If there is a ban on the wiki it should be removed. I don't feel there is a ban any longer, though I do feel that much of the wind has dropped from the sails of the early Better GEDCOM energy, and that this accounts for the recent drop off on significant model-related posts. For me personally the drop in energy has come from a feeling of helplessness and growing pessimism on how a large, amorphous wiki group with vast differences in experience and expertise, with no technical leadership, will be able to solve a significant and difficult set of technical problems.
Another important topic in an inappropriate place.

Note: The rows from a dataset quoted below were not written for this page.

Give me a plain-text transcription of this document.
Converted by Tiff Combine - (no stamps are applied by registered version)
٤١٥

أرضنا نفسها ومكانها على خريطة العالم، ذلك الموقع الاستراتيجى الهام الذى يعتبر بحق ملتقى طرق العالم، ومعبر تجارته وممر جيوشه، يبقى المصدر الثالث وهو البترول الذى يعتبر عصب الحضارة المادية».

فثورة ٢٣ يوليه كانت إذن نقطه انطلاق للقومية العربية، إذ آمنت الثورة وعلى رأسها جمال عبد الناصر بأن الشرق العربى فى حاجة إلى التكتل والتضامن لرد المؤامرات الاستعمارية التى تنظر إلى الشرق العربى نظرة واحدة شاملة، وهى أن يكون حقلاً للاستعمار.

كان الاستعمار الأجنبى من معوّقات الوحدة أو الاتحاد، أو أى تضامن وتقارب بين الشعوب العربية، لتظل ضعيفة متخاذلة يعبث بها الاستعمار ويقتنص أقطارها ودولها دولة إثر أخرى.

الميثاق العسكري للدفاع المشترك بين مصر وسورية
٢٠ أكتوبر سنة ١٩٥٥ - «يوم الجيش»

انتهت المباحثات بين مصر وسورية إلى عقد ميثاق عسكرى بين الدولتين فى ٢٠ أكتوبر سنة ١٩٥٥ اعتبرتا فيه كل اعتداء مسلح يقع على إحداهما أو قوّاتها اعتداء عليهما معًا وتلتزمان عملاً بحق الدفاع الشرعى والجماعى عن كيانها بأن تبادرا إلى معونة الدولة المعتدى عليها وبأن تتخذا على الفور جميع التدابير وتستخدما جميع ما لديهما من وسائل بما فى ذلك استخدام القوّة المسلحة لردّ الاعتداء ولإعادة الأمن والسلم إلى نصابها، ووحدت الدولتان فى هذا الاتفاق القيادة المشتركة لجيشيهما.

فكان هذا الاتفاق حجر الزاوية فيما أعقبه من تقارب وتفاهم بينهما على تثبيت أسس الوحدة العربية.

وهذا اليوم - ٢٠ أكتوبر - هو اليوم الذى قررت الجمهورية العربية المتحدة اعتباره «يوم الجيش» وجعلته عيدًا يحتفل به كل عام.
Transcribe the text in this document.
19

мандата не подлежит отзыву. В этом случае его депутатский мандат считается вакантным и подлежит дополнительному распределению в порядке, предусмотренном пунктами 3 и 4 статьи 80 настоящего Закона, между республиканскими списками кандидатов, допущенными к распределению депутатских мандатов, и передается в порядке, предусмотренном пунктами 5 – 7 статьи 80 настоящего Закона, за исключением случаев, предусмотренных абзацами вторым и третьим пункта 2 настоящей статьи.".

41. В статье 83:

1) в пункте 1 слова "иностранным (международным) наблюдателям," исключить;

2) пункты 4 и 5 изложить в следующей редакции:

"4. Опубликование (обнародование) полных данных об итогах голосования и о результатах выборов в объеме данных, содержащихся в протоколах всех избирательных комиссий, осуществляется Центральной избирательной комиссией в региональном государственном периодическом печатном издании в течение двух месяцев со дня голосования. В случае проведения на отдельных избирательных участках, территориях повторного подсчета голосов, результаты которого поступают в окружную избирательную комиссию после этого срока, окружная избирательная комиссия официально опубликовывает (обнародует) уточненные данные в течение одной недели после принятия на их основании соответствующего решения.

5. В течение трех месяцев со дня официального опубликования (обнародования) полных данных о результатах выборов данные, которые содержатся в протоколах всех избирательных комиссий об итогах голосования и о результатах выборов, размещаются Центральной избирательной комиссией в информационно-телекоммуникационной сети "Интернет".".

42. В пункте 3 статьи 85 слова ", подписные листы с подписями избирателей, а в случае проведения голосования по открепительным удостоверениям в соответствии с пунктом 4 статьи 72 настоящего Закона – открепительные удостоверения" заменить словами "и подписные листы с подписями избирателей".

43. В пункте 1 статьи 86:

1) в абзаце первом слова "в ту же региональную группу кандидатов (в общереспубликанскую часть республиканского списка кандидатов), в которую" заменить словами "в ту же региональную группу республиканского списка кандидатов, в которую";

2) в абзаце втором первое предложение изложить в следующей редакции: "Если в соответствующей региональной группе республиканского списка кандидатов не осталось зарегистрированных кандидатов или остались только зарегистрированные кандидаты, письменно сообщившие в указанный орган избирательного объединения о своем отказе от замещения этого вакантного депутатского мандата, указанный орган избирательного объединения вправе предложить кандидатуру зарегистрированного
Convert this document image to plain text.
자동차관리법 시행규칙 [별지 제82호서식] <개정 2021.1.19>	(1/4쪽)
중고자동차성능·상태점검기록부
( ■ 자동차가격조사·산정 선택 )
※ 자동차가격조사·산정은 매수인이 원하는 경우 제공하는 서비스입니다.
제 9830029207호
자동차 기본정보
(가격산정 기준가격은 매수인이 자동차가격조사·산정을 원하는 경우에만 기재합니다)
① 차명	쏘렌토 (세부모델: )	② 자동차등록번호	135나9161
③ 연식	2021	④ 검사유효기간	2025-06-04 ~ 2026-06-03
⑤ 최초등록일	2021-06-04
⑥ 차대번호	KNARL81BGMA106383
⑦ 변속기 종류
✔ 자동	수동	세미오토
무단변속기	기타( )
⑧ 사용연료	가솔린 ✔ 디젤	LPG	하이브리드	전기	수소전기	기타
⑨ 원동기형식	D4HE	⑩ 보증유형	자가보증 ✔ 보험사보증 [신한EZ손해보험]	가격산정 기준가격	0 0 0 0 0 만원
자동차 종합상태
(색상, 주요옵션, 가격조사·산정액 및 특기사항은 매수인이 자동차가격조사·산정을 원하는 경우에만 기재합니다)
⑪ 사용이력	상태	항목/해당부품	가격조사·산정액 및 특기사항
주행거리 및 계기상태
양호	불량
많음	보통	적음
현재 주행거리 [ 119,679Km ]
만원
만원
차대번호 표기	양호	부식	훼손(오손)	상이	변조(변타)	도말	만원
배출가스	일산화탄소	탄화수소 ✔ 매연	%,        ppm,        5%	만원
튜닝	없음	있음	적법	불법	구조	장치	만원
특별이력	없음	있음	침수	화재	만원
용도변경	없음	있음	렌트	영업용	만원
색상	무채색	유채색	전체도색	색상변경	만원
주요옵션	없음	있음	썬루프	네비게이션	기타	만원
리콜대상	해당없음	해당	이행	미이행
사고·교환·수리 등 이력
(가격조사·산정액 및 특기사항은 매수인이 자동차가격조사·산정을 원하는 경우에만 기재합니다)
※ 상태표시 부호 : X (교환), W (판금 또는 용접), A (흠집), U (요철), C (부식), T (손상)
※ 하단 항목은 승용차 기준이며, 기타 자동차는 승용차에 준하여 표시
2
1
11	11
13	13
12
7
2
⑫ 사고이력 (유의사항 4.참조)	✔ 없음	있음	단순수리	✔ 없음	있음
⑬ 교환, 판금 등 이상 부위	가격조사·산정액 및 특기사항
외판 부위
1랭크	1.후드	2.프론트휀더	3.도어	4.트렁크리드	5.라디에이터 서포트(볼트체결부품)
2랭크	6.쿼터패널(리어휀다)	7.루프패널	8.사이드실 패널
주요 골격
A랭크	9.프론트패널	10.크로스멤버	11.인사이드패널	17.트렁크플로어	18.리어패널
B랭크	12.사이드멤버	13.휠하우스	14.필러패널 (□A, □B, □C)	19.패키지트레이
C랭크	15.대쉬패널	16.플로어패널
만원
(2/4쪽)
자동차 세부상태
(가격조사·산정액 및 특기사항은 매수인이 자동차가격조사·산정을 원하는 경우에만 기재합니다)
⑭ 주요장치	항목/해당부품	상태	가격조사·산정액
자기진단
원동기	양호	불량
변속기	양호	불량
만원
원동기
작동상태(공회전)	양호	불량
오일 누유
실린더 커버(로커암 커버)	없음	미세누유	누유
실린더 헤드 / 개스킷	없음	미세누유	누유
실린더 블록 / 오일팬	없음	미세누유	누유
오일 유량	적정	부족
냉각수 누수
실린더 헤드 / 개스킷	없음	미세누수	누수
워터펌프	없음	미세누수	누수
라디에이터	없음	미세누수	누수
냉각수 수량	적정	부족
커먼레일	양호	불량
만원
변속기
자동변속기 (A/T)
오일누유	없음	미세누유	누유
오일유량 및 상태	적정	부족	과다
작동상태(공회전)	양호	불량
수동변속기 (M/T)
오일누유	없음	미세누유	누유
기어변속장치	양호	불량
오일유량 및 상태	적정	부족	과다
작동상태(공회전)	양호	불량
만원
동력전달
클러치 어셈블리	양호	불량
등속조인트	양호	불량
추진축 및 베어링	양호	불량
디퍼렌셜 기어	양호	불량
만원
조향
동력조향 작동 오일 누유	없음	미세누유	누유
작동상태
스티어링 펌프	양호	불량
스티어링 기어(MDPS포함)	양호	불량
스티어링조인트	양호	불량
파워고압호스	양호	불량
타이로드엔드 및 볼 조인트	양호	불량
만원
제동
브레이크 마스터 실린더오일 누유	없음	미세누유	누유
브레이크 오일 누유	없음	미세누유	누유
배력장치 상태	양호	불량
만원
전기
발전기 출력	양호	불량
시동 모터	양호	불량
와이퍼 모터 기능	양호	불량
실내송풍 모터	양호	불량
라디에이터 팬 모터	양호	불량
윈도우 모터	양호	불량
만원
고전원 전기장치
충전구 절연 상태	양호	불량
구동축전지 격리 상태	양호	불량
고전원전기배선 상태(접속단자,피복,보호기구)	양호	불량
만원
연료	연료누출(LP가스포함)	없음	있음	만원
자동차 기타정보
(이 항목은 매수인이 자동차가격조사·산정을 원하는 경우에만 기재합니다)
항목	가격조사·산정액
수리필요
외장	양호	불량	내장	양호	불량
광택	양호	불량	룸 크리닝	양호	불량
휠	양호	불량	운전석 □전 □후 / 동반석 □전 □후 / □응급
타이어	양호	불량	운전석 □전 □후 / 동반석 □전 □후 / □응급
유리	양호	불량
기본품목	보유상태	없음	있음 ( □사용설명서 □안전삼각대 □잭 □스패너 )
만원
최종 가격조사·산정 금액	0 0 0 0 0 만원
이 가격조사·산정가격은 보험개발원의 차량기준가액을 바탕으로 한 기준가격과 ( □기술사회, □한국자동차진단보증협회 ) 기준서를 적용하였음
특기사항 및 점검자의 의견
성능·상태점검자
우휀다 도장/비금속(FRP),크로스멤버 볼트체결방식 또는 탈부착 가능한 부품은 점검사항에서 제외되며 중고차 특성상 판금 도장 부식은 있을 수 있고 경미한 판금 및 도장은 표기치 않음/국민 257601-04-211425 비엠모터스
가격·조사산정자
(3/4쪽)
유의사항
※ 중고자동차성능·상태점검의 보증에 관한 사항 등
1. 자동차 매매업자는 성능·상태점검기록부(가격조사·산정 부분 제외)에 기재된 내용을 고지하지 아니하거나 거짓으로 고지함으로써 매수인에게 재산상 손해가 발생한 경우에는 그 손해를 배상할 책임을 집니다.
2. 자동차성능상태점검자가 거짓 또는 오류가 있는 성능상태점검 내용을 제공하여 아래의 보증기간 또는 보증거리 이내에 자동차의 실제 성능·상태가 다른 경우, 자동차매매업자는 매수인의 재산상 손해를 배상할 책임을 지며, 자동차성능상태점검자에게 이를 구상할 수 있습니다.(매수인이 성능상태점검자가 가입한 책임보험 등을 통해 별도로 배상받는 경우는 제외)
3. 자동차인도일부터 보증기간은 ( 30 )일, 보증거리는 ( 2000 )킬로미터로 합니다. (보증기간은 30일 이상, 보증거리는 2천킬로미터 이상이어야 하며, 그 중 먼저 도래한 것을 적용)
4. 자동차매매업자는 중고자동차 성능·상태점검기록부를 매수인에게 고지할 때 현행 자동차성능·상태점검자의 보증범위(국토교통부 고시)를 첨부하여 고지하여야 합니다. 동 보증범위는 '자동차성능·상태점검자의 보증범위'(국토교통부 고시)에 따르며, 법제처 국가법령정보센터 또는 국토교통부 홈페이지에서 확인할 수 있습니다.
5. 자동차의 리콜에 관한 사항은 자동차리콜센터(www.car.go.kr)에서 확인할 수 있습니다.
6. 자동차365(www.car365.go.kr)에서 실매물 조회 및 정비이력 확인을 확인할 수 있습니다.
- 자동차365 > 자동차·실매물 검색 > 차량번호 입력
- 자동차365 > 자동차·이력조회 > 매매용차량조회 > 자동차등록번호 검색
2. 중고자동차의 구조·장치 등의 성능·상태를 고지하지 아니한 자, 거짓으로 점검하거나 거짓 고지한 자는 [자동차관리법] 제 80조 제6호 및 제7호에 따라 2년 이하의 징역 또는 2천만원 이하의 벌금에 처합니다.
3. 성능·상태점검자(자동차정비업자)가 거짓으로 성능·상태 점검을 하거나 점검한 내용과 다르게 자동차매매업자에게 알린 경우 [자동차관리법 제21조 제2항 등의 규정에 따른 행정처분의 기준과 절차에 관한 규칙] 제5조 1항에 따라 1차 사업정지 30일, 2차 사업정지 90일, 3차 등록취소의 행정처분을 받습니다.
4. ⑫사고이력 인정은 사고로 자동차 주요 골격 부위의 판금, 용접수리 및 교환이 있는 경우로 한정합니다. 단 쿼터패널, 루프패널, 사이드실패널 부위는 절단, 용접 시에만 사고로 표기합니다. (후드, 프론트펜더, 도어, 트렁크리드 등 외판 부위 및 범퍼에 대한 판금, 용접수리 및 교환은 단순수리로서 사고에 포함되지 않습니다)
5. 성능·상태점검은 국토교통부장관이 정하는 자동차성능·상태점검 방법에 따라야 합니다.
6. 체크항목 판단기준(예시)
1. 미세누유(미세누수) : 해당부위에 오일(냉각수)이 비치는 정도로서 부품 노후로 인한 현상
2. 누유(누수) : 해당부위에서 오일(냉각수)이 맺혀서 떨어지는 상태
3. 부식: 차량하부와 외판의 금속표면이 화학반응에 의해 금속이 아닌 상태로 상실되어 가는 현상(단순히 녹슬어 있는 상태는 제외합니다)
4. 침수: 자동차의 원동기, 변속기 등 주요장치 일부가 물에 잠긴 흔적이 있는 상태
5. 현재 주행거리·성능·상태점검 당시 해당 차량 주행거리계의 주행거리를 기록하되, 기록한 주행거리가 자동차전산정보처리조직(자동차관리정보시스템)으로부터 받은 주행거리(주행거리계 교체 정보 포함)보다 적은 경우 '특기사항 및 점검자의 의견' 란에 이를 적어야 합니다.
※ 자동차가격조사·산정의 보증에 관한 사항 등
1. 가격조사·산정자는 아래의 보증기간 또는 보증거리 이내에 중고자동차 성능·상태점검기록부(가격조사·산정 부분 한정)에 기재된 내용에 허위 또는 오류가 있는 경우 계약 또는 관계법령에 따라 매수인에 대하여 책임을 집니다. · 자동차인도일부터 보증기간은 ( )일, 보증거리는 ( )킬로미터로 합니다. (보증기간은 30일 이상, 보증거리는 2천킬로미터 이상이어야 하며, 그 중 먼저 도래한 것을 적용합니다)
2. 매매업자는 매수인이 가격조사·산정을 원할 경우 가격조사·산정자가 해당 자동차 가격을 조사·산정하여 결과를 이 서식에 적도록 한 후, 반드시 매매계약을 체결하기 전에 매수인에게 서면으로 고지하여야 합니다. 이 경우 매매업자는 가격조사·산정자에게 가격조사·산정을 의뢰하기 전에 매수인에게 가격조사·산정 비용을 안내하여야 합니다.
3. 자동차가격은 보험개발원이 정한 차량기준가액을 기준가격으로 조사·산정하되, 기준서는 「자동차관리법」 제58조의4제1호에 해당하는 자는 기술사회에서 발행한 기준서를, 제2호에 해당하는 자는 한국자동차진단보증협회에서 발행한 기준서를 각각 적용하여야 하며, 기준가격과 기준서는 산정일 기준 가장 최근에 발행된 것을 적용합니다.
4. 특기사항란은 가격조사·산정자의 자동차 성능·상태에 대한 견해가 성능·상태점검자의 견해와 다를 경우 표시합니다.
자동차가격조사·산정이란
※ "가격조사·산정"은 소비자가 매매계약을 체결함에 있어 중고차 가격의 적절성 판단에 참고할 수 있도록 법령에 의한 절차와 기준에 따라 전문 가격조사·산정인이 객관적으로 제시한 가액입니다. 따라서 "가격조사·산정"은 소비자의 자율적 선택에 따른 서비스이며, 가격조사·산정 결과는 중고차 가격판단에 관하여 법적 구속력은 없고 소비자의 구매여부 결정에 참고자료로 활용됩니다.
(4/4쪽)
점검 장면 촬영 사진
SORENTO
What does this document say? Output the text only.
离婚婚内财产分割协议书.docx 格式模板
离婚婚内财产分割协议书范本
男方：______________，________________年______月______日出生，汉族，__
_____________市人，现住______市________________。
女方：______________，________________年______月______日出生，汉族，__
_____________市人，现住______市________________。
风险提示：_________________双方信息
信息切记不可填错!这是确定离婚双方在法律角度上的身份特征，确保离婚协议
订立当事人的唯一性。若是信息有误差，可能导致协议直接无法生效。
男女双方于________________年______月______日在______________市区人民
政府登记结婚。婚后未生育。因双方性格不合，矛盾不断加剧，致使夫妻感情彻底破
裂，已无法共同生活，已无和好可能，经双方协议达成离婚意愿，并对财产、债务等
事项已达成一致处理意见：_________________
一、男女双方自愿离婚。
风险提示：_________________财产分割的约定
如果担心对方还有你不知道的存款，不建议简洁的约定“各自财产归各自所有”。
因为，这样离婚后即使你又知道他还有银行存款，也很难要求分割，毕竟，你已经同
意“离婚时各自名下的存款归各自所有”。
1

I agree it is a good idea to get the goals and requirements in order. But I also believe the requirements have been discussed enough and expressed in enough places, that work on the model is overdue. See my own list of Better GEDCOM requirements, where one of them is the development of a genealogical data model that is comprehensive enough to encompass the models of GEDCOM and all current genealogical software applications. This in my mind is the KEY REQUIREMENT of Better GEDCOM, and there is nothing to hinder immediate work on that requirement. WE KNOW that THAT requirement is the KEY to EVERYTHING. We know it is on the CRITICAL PATH for reaching the Better GEDCOM goals. All my efforts on Better GEDCOM have been to push forward in this area. I have found documents that describe models and made them available. I have summarized and reported on most of those existing models. I have put forward my own DeadEnds model as a proposed starting point. I have written long posts describing many key issues in genealogical data models and provided examples to demonstrate many of the issues involved. My biggest concern about Better GEDCOM is simply that the amorphous, chaotic wiki-structure we are using will be unable to support the solution of such a multi-dimensional and complex problem. Let me go on record that I am an old-fashioned technical geek. I have worked on the development of a wide array of complex systems for AT&T Bell Labs, Lucent Bell Labs, Tellabs, and three internet startups, where I have been chief software architect in most cases, and coordinator of large architectural efforts (hardware, software, physical) in others. ALL the SUCCESSFUL complex problems I have ever been involved with were solved by putting together experienced teams of persons, with an organized structure of committees and leadership, to get things done. So far it has been my experience that a bottom up, democratic, amorphous, chaotic, evolving group of persons discussing things on a wiki is NOT a successful way to solve a difficult problem. This is my biggest concern about the viability of Better GEDCOM to get anything done before inertia and frustration take their toll.